Tschick

Wen packt nicht manchmal das Verlangen, einfach mal ins Auto zu steigen und sinnlos und ohne Plan einfach drauf los zu fahren und irgendetwas Dummes, Spaßiges anzustellen. Doch schnell besinnt man sich wieder, wie verantwortungslos das ist und das man doch so viel Wichtigeres zu tun hat, Verpflichtungen hat und schnell ist die Lust beiseitegeschoben.

Genau so liefe es wohl bei jedem Erwachsenem ab. Allerdings nicht bei zwei 14-jährigen Jungs, bei denen gerade die Sommerferien begonnen haben und somit die ersten Anzeichen von Langeweile aufkommen. Maik ist ein Einzelgänger, in seiner Klasse wird er als Langweiler abgestempelt und ist so weder auf der Geburtstagsfeier der hübschen Tatjana eingeladen, noch hat er Freunde, mit denen er gemeinsam die Sommerferien verbringen kann. Jedoch gibt es da auch noch Tschick. Tschick kommt aus Russland und ist nicht nur der Neue in der Klasse, sondern wird genauso wenig akzeptiert wie auch Maik. Und so kommt es, dass die beiden sich zusammentun, von Maiks Seite aus eher ungewollt, und sie erleben den aufregendsten Sommer ihres Lebens.
Tschick klaut ihnen kurzerhand ein Auto und los geht die wilde und aufregende Fahrt in die Walachei, bei der die beiden die tollsten Dinge erleben.

Selten ist man so schnell mitten drin in einer Geschichte. Vollkommen gepackt vom Inhalt, lässt das Buch schon nach wenigen Seiten nicht mehr los.
Gleich zu Anfang bekommt man einen kurzen Einblick in die Zukunft und darauf, wie die wilde Fahrt von Tschick und Maik enden wird und dieser allein sorgt schon dafür, dass man das Buch in Windeseile durchgelesen haben möchte.
Bei den gerade mal  256 Seiten ist dies auch letztlich schneller der Fall als man sich wünschen mag. So witzig unterhaltsam und einfach nur sensationell ist dieses Buch, dass die Zeit wie im Flug vergeht und plötzlich findet diese wunderbare Geschichte schon zu einem Ende, dabei wünscht man sich doch, sie würde ewig so weiter gehen.
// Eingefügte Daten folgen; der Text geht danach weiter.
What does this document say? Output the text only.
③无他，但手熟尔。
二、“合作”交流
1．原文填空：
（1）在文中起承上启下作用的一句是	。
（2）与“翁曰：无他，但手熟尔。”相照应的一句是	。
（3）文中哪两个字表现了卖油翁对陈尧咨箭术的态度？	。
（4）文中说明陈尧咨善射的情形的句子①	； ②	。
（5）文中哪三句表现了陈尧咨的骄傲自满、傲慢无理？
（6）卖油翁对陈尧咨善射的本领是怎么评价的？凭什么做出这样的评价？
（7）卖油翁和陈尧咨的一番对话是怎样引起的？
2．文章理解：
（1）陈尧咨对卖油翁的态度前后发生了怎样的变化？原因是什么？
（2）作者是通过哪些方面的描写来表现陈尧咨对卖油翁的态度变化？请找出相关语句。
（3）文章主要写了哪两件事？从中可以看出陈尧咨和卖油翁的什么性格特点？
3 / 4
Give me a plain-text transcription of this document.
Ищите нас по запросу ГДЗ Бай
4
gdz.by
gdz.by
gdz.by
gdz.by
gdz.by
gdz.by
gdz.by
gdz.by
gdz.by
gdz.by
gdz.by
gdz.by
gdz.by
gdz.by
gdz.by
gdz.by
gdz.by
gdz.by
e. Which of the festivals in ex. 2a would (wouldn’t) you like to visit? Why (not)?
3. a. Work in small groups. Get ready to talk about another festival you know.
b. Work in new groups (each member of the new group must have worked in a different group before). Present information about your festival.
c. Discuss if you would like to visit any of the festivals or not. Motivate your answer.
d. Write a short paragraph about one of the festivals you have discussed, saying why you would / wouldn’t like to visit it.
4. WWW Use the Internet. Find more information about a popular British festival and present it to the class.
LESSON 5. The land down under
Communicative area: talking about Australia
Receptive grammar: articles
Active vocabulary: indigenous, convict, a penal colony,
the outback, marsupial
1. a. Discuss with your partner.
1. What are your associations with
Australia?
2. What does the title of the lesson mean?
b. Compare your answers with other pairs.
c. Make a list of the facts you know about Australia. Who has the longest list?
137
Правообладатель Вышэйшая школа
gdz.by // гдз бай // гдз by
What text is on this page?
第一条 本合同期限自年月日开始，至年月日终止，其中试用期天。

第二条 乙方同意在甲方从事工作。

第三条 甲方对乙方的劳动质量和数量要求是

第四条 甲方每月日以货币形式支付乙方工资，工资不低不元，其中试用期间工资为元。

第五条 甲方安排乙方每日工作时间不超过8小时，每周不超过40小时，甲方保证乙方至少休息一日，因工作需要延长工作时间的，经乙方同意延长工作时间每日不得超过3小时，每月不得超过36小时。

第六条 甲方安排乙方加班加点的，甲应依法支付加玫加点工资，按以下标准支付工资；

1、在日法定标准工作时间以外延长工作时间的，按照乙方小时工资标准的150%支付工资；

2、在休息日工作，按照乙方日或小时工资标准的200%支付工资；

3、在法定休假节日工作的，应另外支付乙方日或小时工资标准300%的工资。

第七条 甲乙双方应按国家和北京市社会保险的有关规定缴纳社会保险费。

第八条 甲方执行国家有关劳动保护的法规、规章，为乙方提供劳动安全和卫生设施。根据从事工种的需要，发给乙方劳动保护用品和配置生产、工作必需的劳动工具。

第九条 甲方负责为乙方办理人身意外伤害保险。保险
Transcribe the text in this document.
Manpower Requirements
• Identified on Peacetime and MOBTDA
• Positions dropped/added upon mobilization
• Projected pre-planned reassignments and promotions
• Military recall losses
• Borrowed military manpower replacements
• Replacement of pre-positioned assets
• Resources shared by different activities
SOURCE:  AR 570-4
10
Wolfang Herrndorf beschreibt in diesem Buch eine wirklich wunderschöne Geschichte über die Freundschaft und die Jugend.
Schnell sieht man sich selbst zurückversetzt in seine eigene Jugend als man noch durchs Leben ging, ohne sich über die Konsequenzen im Klaren zu sein. Die Geschichte erweckt eine starke Sehnsucht, auch nochmal so loslassen zu können, wie diese beiden Jungs es tun, einfach das zu tun, was einem gerade in den Kopf kommt.

Besonders beeindruckend war an dieser Geschichte der Schreibstil. Ich habe selten so eine authentische Geschichte gelesen. Sie ist aus der Sicht von Maik erzählt und schon nach einer kurzen Zeit glaubt man sich wirklich in der Situation, in der Maik vor einem steht und die Geschichte erzählt. Dies wird zum einem durch die Wortwahl ermöglicht, so wurde ich immer wieder durch Ausdrücke wie ‚okayen Unterricht‘ und Ähnliches wunderbar unterhalten und musste mich daran erinnern, was es zu meiner Zeit als Vierzehnjährige für ‚Worterfindungen‘ gab.
Außerdem wirkt die Erzählung sehr real dadurch, dass Maik in seinen Schilderungen immer wieder abweicht und völlig Nebensächliches erzählt,  was zwar einerseits völlig unsinniges Zeug ist, jedoch zu einem großen Teil zur Unterhalten beiträgt.

Die Geschichte selbst ist mehr als beeindruckend. Immer wieder musste ich laut über die witzigen Situationen lachen, in die Maik und Tschick durch ihre jugendlichen, unproblematischen Gedanken kommen. In jeder neuen Szene wurde in mir mehr und mehr die Sehnsucht nach Abenteuer, Ferne und sinnlosem Blödsinn geweckt, danach einfach nochmal vierzehn zu sein.

Wolfang Herrndorf hat es geschafft, auf wirklich unterhaltsame Art und Weise die Jugend von heute darzustellen. Auch der Aspekt der Freundschaft spielt eine große Rolle, welcher hier, sehr realistisch dargestellt, mit einfließt.

Insgesamt kann ich nur sagen, dass ich es wirklich schade fand, dass dieses Buch so schnell zu Ende war. Ich wurde von der ersten bis zur letzten Seite mehr als gut unterhalten und  werde ganz sicher auch zum nächsten Buch dieses Autors greifen.